AML in Nepal

Nepal is at the precipice. Despite having criminalized money laundering as per the Asset (Money) laundering Prevention Act 2008, Nepal still faces a steep learning curve when it comes to financial crime risk management. The country is still reeling from natural calamities such as the 2015 earthquakes, decades of political instability and a rampant culture of bribery and corruption. All of this has led to episodes of setbacks when it comes to major infrastructural developments and economic initiatives.

Drug trafficking, counterfeit currency, tax evasion and gold smuggling are some of the predicate offenses that are still prevalent and criminal liabilities against the entities responsible haven’t been enacted or pursued in full force by the law enforcements. The ambiguity around the regulations, their applications and absence of support from the judicial bodies are also matters of grave concerns for Nepal.
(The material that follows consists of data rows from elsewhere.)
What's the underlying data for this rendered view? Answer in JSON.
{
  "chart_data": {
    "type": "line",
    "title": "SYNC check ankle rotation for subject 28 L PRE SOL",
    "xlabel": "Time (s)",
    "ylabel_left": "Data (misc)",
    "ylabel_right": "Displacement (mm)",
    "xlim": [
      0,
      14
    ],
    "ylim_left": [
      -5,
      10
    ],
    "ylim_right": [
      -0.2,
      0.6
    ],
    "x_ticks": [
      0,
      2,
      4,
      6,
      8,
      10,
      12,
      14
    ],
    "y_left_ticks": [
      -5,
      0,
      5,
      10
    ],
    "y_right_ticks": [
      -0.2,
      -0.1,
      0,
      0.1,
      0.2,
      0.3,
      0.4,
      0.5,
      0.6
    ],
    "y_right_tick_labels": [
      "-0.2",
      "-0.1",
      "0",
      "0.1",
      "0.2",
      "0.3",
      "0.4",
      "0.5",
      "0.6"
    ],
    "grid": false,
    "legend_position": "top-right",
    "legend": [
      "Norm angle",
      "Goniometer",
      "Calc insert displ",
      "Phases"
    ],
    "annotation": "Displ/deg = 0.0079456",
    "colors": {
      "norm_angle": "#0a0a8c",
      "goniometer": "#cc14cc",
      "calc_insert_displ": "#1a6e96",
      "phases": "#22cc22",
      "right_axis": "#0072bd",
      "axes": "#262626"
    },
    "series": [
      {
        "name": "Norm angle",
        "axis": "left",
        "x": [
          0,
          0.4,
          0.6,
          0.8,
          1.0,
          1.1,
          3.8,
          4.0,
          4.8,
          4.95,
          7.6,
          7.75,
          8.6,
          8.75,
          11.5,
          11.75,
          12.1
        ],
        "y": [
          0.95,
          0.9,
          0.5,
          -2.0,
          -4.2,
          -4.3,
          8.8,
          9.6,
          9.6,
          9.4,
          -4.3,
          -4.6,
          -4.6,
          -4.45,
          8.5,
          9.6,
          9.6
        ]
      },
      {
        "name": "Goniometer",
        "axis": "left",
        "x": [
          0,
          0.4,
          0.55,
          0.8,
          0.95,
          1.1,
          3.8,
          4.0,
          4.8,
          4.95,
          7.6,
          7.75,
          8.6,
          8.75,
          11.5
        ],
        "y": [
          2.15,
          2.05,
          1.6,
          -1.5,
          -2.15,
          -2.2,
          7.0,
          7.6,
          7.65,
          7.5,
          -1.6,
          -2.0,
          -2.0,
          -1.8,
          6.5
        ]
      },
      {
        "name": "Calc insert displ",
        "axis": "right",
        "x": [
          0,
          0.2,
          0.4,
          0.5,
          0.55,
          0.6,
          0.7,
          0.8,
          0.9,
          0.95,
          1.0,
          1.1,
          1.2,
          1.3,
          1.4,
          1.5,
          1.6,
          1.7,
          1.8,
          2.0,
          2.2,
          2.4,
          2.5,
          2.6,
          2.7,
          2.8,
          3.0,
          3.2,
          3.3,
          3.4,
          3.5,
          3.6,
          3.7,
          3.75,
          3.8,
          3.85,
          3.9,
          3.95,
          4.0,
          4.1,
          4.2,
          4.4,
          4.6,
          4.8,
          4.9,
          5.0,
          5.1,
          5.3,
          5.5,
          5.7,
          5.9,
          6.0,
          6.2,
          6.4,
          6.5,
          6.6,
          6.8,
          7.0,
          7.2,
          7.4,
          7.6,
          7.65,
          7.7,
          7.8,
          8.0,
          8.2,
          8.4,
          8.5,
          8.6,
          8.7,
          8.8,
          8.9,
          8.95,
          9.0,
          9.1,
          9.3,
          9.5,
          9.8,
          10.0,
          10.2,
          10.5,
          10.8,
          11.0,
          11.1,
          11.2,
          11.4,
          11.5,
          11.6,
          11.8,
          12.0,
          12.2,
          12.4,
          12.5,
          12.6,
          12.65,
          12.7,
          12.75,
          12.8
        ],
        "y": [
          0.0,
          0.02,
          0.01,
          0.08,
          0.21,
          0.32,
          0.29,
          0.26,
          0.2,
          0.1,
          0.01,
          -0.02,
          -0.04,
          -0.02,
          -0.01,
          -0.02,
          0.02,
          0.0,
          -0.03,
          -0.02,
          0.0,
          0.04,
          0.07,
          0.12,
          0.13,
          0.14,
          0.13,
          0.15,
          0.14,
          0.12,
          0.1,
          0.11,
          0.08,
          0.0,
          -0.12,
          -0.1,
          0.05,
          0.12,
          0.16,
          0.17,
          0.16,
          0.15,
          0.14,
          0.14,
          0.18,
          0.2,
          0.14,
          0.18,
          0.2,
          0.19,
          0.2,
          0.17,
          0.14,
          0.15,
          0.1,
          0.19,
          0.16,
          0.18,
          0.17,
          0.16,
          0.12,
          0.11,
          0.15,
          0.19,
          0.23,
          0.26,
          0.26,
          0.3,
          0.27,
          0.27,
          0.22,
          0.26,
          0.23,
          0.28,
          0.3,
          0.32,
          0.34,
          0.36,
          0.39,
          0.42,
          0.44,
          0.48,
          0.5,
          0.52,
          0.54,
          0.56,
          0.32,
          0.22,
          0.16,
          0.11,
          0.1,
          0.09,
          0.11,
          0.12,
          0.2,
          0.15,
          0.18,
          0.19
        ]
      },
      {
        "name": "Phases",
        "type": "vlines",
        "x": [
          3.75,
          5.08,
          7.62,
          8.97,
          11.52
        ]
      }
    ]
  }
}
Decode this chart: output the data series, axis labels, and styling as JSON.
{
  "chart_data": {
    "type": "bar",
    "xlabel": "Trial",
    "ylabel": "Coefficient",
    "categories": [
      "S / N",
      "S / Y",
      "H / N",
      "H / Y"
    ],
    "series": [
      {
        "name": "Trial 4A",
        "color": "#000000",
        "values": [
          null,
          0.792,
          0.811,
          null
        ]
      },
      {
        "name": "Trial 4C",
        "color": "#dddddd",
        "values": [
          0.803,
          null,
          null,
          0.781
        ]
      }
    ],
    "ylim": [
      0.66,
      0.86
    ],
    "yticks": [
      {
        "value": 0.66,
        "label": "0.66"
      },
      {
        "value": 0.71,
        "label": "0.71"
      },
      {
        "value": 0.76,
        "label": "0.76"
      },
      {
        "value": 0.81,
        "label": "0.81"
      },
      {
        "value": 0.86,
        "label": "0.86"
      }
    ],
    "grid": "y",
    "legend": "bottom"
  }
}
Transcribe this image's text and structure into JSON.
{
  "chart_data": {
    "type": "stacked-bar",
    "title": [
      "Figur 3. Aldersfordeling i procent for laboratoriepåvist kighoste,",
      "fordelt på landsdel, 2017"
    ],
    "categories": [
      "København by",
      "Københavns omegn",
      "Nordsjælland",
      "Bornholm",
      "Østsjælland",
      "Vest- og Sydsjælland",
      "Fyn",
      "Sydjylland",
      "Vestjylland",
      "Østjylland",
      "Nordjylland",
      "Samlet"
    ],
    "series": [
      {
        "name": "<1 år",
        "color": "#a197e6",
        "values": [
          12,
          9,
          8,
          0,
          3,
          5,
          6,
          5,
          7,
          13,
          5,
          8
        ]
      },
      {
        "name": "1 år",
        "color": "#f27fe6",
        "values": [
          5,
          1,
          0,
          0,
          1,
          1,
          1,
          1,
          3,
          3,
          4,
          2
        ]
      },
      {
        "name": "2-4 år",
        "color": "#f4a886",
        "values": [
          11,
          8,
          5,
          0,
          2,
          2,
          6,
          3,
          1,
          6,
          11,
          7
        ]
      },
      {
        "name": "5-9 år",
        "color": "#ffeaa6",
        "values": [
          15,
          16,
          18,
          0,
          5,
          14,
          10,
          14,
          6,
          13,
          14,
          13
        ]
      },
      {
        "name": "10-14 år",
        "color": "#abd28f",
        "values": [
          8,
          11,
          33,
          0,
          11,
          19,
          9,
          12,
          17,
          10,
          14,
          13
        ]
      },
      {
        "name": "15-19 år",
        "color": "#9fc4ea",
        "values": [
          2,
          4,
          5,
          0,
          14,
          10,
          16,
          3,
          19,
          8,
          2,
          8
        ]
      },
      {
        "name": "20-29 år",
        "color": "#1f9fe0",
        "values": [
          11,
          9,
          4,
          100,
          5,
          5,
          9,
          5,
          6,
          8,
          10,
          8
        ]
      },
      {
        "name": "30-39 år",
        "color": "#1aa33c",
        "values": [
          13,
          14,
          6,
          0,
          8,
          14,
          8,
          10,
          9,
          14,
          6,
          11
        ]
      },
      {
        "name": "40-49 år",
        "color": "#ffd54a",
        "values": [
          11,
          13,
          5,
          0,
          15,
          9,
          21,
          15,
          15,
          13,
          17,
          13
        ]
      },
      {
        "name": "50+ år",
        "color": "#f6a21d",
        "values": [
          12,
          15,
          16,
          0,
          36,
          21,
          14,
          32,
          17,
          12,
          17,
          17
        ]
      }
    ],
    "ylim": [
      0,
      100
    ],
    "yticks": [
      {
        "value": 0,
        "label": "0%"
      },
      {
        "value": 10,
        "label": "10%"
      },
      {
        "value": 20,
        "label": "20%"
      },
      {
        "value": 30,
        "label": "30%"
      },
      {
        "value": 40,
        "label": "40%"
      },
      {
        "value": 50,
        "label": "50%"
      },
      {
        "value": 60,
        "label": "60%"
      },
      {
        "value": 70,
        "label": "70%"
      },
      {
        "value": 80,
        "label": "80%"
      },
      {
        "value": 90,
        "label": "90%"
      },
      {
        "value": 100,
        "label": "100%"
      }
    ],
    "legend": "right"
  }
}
Financial inclusion of the general populace is a topic that has been discussed in great lengths but very few initiatives have come to fruition. Despite, remittance comprising of around 28% of the total GDP of the country, financial institutions have been unsuccessful to set up appropriate channels and have ultimately forced these families of migrant workers to rely on illegal means to procure some of these funds.

The lack of long-term strategic thinking and oversight from all the responsible parties, Interdepartmental silos, lax approach towards global regulatory trends and reactive rather than proactive approach towards the culture of compliance are some of the issues plaguing the country.

What we are missing here is the bigger picture. Let’s take correspondent banking for an example. According to the Bank for International Settlement (“BIS”), “Correspondent banking is an essential component of the global payment system, especially for cross-border transactions. Through correspondent banking relationships, banks can access financial services in different jurisdictions and provide cross-border payment services to their customers, supporting, inter alia, international trade and financial inclusion.” So, what can correspondent banking licenses enable us to achieve? They allow banks to conduct common services such as currency exchange, handling business transactions and trade documentation, and money transfers. Currently, only a handful number of International banks in Nepal can provide such services, thereby limiting our ability as a nation to operate in a grander scale where movements of goods and services can occur seamlessly, which can in return pave the way for the growth of the nation and its denizens.